Tomorrow we will only give them
a leaf of the tree of our love, a leaf
which will fall on the earth
like if it had been made by our lips
like a kiss which falls
from our invincible heights
to show the fire and the tenderness
of a true love.

The Power of Commitment

The end of Blood is up. There’s still an epilogue (because I was a much younger writer when I wrote it) to go up next week. Even overburdened professors need the occasional break.

The scheduling your writing time looks like it’s going to work. I edited half of Oliver Toddle last night, and I’m looking forward to doing the other half this evening.

Oliver Toddle is, among other things, a story about poetry. Last night’s section talked about The Little Prince by Antoine de Saint-Exupery. I highly recommend it if you’ve never taken a look at it. It’s one of those pieces that help you center in the world. There’s also a Little Prince movie.

Now, to call some students, and then bury myself in the lab before orientation.

Catherine

The Tamago Commitment

I’m going to link you to Seanan McGuire’s article on writing and balance. There is a reason.

***

Yesterday, in a pique of math, I discovered that I am now responsible for 52 classes and 785 seats approximately. That is my original load as a supervisor cubed. It never pays to be too successful at your work. We’ve already talked about ways to change my job structure next year so that I can actually manage a program of such a size, including the much coveted lengthened contract. It has become apparent to my overlords that they don’t want to lose me to writing, so they are trying to make my current job a little less intense.

Small wonder I won’t have time to get Blood is Thicker than Water up this week.

Now, I’m not here to talk about work. I realize that once again, as a day job writer, I have to find a way to make sure the writing continues to happen. These last two weeks, the college has grabbed me. I wrote a rough draft of Oliver Toddle, a few scenes of Cat and my leviathan project, and that’s all. This is a disturbing trend.

I can feel the lack of balance. The technicolor dreams are back, my creativity release valve feels stoppered, I feel guilty about not maintaining my commitment. Pretty much all the psychological things Seanan talks about above have visited my brain over the last two weeks.

What do I do in response? I plan. Because if I don’t plan, that’s it, the end of the effort of two years, and this is all the farther I get pursuing the writing dream.

Here’s what’s going to happen:

1. Each week I will look at my free time. I will write the word WRITING in bold capital letters, with a certain time connected to WRITING. This should net me around 2-3 evenings of writing each week. For example, both tonight and Thursday I’m scheduled to write from 7-9. I also have 3 hours scheduled to write on Saturday. I will post my writing schedule for the week here, to be more accountable to it.

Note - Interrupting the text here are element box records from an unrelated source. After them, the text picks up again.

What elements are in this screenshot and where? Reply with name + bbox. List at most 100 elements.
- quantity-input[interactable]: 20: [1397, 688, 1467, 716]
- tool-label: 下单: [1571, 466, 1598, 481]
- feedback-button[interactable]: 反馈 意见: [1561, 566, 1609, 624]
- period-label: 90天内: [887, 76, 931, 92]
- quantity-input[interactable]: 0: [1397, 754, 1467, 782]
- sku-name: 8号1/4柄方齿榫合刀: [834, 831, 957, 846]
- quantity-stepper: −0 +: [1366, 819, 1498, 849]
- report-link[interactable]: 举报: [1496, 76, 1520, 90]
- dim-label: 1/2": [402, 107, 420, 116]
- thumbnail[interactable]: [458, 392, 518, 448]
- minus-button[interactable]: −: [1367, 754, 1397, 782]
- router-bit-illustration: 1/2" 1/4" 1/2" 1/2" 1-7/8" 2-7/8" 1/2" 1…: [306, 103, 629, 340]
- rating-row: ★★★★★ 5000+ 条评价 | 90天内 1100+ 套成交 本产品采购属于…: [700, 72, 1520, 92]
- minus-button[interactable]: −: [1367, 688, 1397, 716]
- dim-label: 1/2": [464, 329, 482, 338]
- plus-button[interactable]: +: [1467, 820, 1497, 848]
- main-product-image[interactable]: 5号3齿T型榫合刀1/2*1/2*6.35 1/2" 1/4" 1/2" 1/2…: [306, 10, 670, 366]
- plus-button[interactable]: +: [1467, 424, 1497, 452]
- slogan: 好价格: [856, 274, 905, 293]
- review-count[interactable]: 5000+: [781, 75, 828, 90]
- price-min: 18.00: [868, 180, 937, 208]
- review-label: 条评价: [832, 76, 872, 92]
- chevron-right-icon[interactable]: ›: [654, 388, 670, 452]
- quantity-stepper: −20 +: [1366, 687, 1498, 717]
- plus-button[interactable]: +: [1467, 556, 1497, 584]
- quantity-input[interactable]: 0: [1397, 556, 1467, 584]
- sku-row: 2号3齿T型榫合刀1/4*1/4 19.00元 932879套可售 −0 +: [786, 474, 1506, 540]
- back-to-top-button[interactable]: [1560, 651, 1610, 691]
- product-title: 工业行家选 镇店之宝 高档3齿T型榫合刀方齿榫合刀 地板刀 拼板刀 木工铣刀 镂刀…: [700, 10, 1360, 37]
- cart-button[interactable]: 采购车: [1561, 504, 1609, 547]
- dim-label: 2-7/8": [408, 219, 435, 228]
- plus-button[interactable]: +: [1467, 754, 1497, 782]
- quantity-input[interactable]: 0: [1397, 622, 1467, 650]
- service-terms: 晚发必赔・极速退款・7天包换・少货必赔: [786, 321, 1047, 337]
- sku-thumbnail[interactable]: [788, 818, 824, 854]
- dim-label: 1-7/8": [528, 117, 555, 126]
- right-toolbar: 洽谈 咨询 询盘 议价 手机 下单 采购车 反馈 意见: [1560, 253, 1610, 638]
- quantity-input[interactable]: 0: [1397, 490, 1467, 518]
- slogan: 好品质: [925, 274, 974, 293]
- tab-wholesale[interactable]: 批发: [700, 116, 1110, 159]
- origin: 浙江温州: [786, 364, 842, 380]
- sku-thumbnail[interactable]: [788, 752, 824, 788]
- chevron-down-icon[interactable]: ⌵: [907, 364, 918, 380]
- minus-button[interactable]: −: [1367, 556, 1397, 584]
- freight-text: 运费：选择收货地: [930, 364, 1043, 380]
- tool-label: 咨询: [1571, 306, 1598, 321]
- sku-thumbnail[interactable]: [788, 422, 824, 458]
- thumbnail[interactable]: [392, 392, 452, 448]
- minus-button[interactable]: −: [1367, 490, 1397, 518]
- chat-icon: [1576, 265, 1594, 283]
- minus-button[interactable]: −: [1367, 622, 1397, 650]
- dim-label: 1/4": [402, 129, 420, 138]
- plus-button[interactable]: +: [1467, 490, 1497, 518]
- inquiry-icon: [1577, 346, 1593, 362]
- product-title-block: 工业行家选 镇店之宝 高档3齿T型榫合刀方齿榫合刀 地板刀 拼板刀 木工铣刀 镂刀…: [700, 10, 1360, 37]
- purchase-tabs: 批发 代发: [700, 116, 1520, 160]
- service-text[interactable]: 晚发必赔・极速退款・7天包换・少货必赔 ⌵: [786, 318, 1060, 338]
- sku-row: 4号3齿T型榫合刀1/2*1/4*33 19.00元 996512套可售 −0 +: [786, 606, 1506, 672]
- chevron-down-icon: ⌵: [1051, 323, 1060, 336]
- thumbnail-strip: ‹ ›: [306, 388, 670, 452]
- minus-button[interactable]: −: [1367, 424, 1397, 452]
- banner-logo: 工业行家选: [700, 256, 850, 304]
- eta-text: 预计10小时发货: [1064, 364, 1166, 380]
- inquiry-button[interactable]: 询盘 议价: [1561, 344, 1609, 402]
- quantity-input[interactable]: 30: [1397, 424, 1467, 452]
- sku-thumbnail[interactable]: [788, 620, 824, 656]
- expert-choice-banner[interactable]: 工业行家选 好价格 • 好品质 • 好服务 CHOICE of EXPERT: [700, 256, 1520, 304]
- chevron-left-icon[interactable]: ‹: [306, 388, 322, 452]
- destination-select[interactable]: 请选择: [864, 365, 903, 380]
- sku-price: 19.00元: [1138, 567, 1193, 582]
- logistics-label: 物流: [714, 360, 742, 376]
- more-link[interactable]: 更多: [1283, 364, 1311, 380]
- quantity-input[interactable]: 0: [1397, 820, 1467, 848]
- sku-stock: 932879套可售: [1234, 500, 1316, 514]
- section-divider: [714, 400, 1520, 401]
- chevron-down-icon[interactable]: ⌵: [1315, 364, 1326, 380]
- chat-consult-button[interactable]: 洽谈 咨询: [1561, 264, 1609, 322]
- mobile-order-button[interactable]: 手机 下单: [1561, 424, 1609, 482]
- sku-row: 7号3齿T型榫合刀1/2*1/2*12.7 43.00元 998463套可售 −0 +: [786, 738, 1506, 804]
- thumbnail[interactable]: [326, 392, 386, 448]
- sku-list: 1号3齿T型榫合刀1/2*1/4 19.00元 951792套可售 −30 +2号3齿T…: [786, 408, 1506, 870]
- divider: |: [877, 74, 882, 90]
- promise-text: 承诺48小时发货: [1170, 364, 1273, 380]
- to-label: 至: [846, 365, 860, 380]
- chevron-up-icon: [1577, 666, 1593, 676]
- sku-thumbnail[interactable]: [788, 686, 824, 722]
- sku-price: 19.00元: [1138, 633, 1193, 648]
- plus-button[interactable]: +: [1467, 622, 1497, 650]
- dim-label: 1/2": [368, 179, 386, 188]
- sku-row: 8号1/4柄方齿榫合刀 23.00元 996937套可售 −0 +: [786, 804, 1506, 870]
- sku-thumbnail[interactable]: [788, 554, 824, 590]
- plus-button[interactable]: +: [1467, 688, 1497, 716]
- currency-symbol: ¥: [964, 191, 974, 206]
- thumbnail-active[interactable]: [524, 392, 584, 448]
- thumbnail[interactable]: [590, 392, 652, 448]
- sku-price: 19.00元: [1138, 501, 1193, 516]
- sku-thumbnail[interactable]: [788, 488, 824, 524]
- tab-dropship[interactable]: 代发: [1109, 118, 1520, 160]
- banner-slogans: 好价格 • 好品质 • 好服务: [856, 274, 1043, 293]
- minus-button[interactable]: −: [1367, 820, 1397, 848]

2. One of my weekly goals here is to post progress. Another is to post the cool snippet of the week. Posting artifacts=accountability!

3. Finally, with rare exceptions (unavoidable meetings), I have put writing in my academic schedule every Tuesday from 12-3. I will get out of the office on Tuesday specifically to write.

This is important to me. It would be *so* easy for the day job to swallow me up, and it just isn’t going to happen. I do have to get firm about my writing times to make this work. I will become a published fantacist. By God.

How can you help? In addition to sending me your spare moments, as requested in this summer’s campaign for time, you can serve as a good example. My progress posts will be a good time for you to post your progress, my snippets your favorite bits. Show me what good writers do. Do it as a response or in your journals. I don’t care. Just show me your role model-ness. 😕

*rolls up sleeves* Right now, regrettably, I have to get back to being a good professor. I will see you very soon with some writing work.